The best way to protect tribal sovereignty “is to do a good job of it,” said Joseph Singer, Bussey Professor of Law at Harvard Law School and an expert in American Indian law. “And that’s what you’re all doing.” But he advised tribal nations not to make any legal appeals to the U.S. Supreme Court, where tribes have not fared well recently.

Going back to a past of federal dominance would be a disaster, attendees agreed. “Indian people know what Indian people need to survive and thrive,” said Brian Cladoosby, chairman of the Swinomish Indian Tribal Community, an island nation of 10,000 acres north of Seattle. Tribes can manage themselves, he said, “with less money, with fewer staff, and with less fanfare” than federal agencies.

“We have to increasingly exercise our own tribal governments,” said Michael Thomas, chairman of the Mashantucket Pequot Tribal Nation in Connecticut. The tribe, whose 1666 reservation had once shrunk to less than an acre, now owns the prosperous Foxwoods Resort Casino.

“Sovereignty means equal parts of authority and responsibility,” said Thomas — and it demands transparency in tribal finances and governance. Traditional tribal values help, he added. “Most of what you need [for governance], our grandmothers taught us at 3, 4, or 5.”

Peace, unity, and strength are three traditional principles that influence decision making, said James Ransom, chief of the St. Regis Mohawk in northern New York.

“We have to go back to our original teachings to move into the future,” said Oren Lyons, chief and faith-keeper for the Onondaga Nation in central New York. “Core values are what we are going to depend on.”

Those same core values — along with Indian language and culture — will be important to reconnect younger, city-based Indians with their tribal roots, mostly though embassylike social aid centers.

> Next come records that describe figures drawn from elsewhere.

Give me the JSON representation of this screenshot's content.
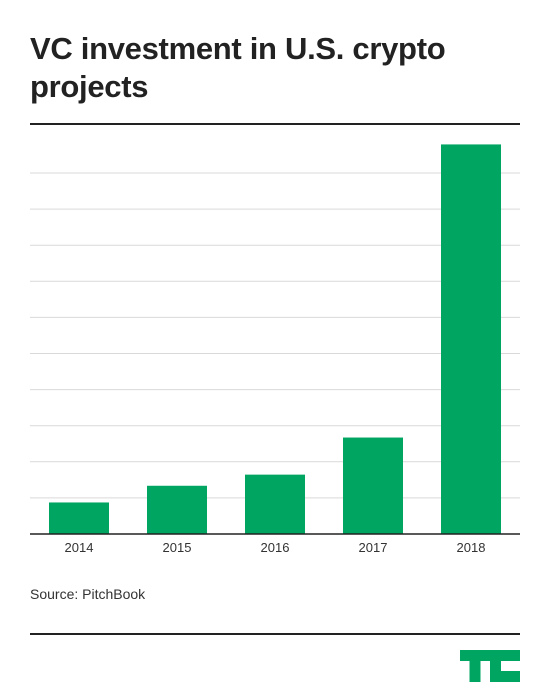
{
  "title": "VC investment in U.S. crypto projects",
  "source": "Source: PitchBook",
  "logo": {
    "icon": "techcrunch-logo",
    "color": "#00a562"
  },
  "colors": {
    "bar": "#00a562",
    "grid": "#d9d9d9",
    "axis": "#222222"
  },
  "chart_data": {
    "type": "bar",
    "title": "VC investment in U.S. crypto projects",
    "xlabel": "",
    "ylabel": "",
    "categories": [
      "2014",
      "2015",
      "2016",
      "2017",
      "2018"
    ],
    "values": [
      8.5,
      13,
      16,
      26,
      105
    ],
    "ylim": [
      0,
      107
    ],
    "grid": true,
    "gridlines": 10,
    "y_tick_labels_shown": false,
    "legend": "none"
  }
}
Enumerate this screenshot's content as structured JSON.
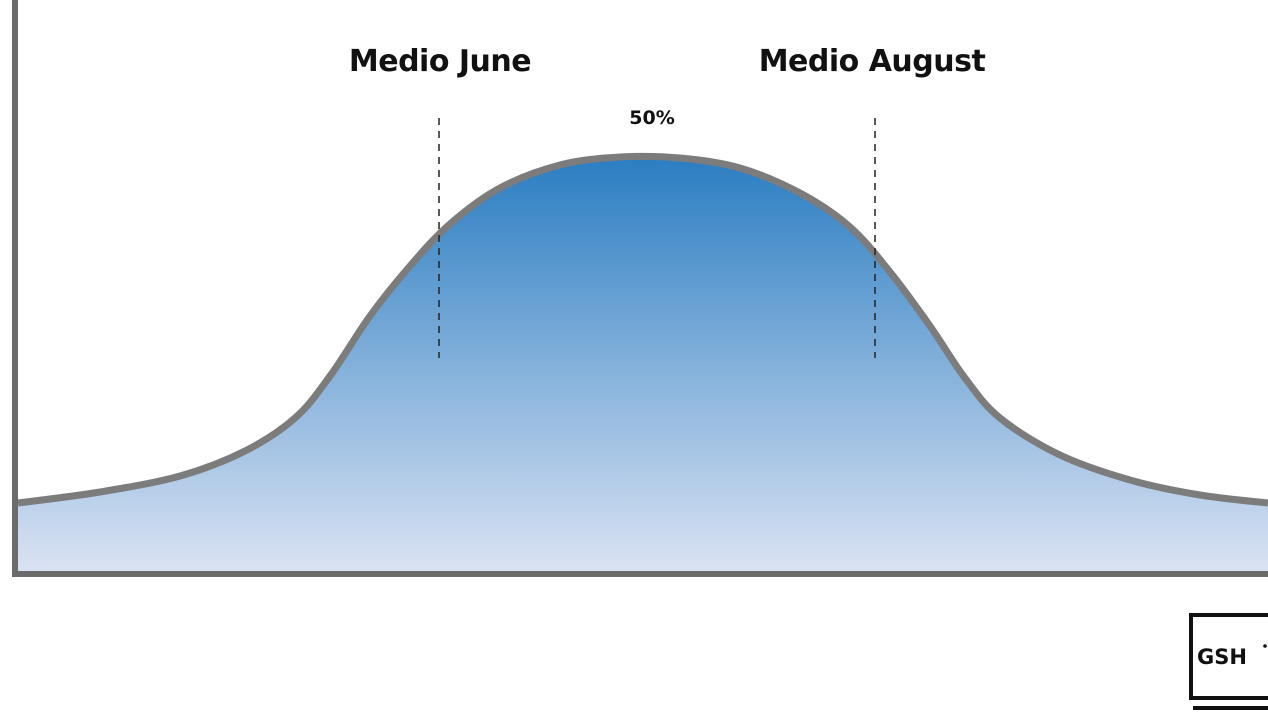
{
  "chart_data": {
    "type": "area",
    "title": "",
    "xlabel": "",
    "ylabel": "",
    "axis_color": "#6b6b6b",
    "curve_color": "#7c7c7c",
    "fill_top_color": "#2a7dc2",
    "fill_bottom_color": "#dbe3f3",
    "peak_label": "50%",
    "markers": [
      {
        "label": "Medio June"
      },
      {
        "label": "Medio August"
      }
    ]
  },
  "logo": {
    "text": "GSH"
  }
}
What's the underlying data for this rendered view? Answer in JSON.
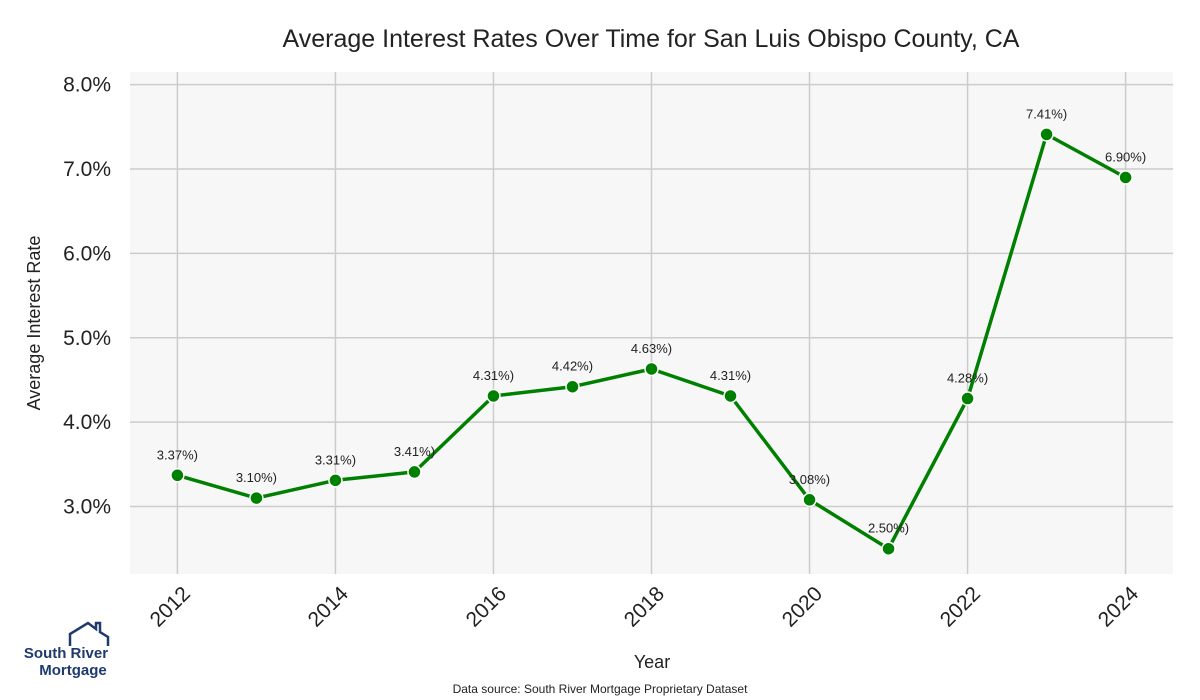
{
  "chart_data": {
    "type": "line",
    "title": "Average Interest Rates Over Time for San Luis Obispo County, CA",
    "xlabel": "Year",
    "ylabel": "Average Interest Rate",
    "x": [
      2012,
      2013,
      2014,
      2015,
      2016,
      2017,
      2018,
      2019,
      2020,
      2021,
      2022,
      2023,
      2024
    ],
    "values": [
      3.37,
      3.1,
      3.31,
      3.41,
      4.31,
      4.42,
      4.63,
      4.31,
      3.08,
      2.5,
      4.28,
      7.41,
      6.9
    ],
    "data_labels": [
      "3.37%)",
      "3.10%)",
      "3.31%)",
      "3.41%)",
      "4.31%)",
      "4.42%)",
      "4.63%)",
      "4.31%)",
      "3.08%)",
      "2.50%)",
      "4.28%)",
      "7.41%)",
      "6.90%)"
    ],
    "x_ticks": [
      "2012",
      "2014",
      "2016",
      "2018",
      "2020",
      "2022",
      "2024"
    ],
    "y_ticks": [
      "3.0%",
      "4.0%",
      "5.0%",
      "6.0%",
      "7.0%",
      "8.0%"
    ],
    "y_tick_values": [
      3,
      4,
      5,
      6,
      7,
      8
    ],
    "ylim": [
      2.2,
      8.15
    ],
    "xlim": [
      2011.4,
      2024.6
    ],
    "grid": true,
    "line_color": "#008000",
    "marker_color": "#008000",
    "plot_background": "#f7f7f7",
    "grid_color": "#cccccc"
  },
  "footer": {
    "source": "Data source: South River Mortgage Proprietary Dataset"
  },
  "logo": {
    "line1": "South River",
    "line2": "Mortgage",
    "color": "#1e3a6e"
  }
}
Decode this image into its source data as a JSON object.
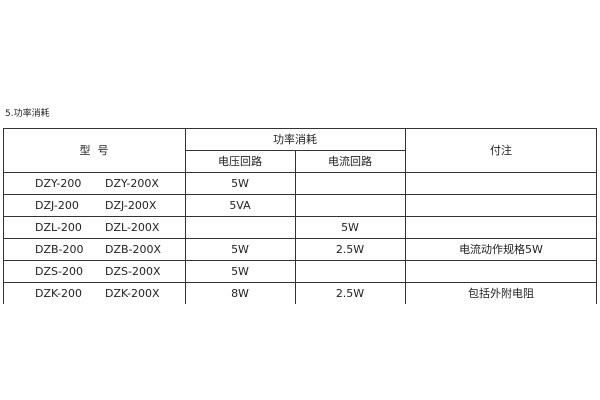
{
  "section_title": "5.功率消耗",
  "header": {
    "model": "型  号",
    "power": "功率消耗",
    "voltage_circuit": "电压回路",
    "current_circuit": "电流回路",
    "note": "付注"
  },
  "rows": [
    {
      "model_a": "DZY-200",
      "model_b": "DZY-200X",
      "voltage": "5W",
      "current": "",
      "note": ""
    },
    {
      "model_a": "DZJ-200",
      "model_b": "DZJ-200X",
      "voltage": "5VA",
      "current": "",
      "note": ""
    },
    {
      "model_a": "DZL-200",
      "model_b": "DZL-200X",
      "voltage": "",
      "current": "5W",
      "note": ""
    },
    {
      "model_a": "DZB-200",
      "model_b": "DZB-200X",
      "voltage": "5W",
      "current": "2.5W",
      "note": "电流动作规格5W"
    },
    {
      "model_a": "DZS-200",
      "model_b": "DZS-200X",
      "voltage": "5W",
      "current": "",
      "note": ""
    },
    {
      "model_a": "DZK-200",
      "model_b": "DZK-200X",
      "voltage": "8W",
      "current": "2.5W",
      "note": "包括外附电阻"
    }
  ]
}
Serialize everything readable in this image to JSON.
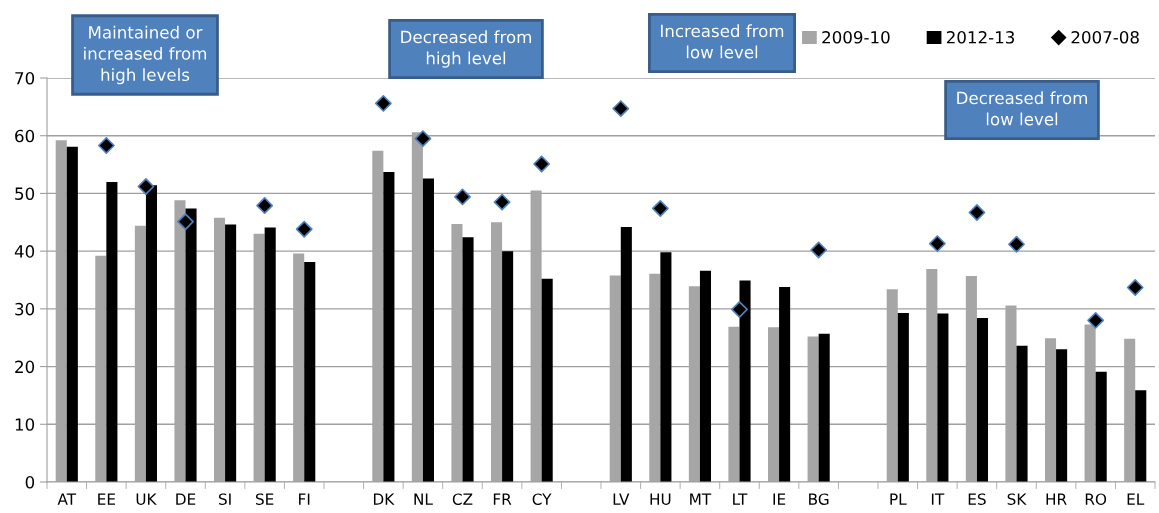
{
  "chart_data": {
    "type": "bar",
    "categories": [
      "AT",
      "EE",
      "UK",
      "DE",
      "SI",
      "SE",
      "FI",
      null,
      "DK",
      "NL",
      "CZ",
      "FR",
      "CY",
      null,
      "LV",
      "HU",
      "MT",
      "LT",
      "IE",
      "BG",
      null,
      "PL",
      "IT",
      "ES",
      "SK",
      "HR",
      "RO",
      "EL"
    ],
    "series": [
      {
        "name": "2009-10",
        "color": "#a6a6a6",
        "values": [
          59.2,
          39.2,
          44.4,
          48.8,
          45.8,
          43.0,
          39.6,
          null,
          57.4,
          60.6,
          44.7,
          45.0,
          50.5,
          null,
          35.8,
          36.1,
          33.9,
          26.9,
          26.8,
          25.2,
          null,
          33.4,
          36.9,
          35.7,
          30.6,
          24.9,
          27.3,
          24.8
        ]
      },
      {
        "name": "2012-13",
        "color": "#000000",
        "values": [
          58.1,
          52.0,
          51.4,
          47.4,
          44.6,
          44.1,
          38.1,
          null,
          53.7,
          52.6,
          42.4,
          40.0,
          35.2,
          null,
          44.2,
          39.8,
          36.6,
          34.9,
          33.8,
          25.7,
          null,
          29.3,
          29.2,
          28.4,
          23.6,
          23.0,
          19.1,
          15.9
        ]
      },
      {
        "name": "2007-08",
        "type": "scatter",
        "marker": "diamond",
        "color": "#000000",
        "values": [
          null,
          58.3,
          51.2,
          45.1,
          null,
          47.9,
          43.8,
          null,
          65.6,
          59.5,
          49.4,
          48.5,
          55.1,
          null,
          64.7,
          47.4,
          null,
          29.9,
          null,
          40.2,
          null,
          null,
          41.3,
          46.7,
          41.2,
          null,
          28.0,
          33.7
        ]
      }
    ],
    "ylim": [
      0,
      70
    ],
    "yticks": [
      0,
      10,
      20,
      30,
      40,
      50,
      60,
      70
    ],
    "grid": "y",
    "legend": "top right",
    "annotations": [
      "Maintained or\nincreased from\nhigh levels",
      "Decreased from\nhigh level",
      "Increased from\nlow level",
      "Decreased from\nlow level"
    ]
  }
}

“We must not leave these young people out,” said David Gipp of North Dakota, a Standing Rock Sioux and member of the Honoring Nations board of governors. “They are part of Indian Country.” In 2000, 61 percent of native peoples lived in cities or outside tribal areas, up from 38 percent in 1970.

“We’re all from somewhere,” said Patti Hibbeler of the Phoenix Indian Center, “and we want to stay connected.”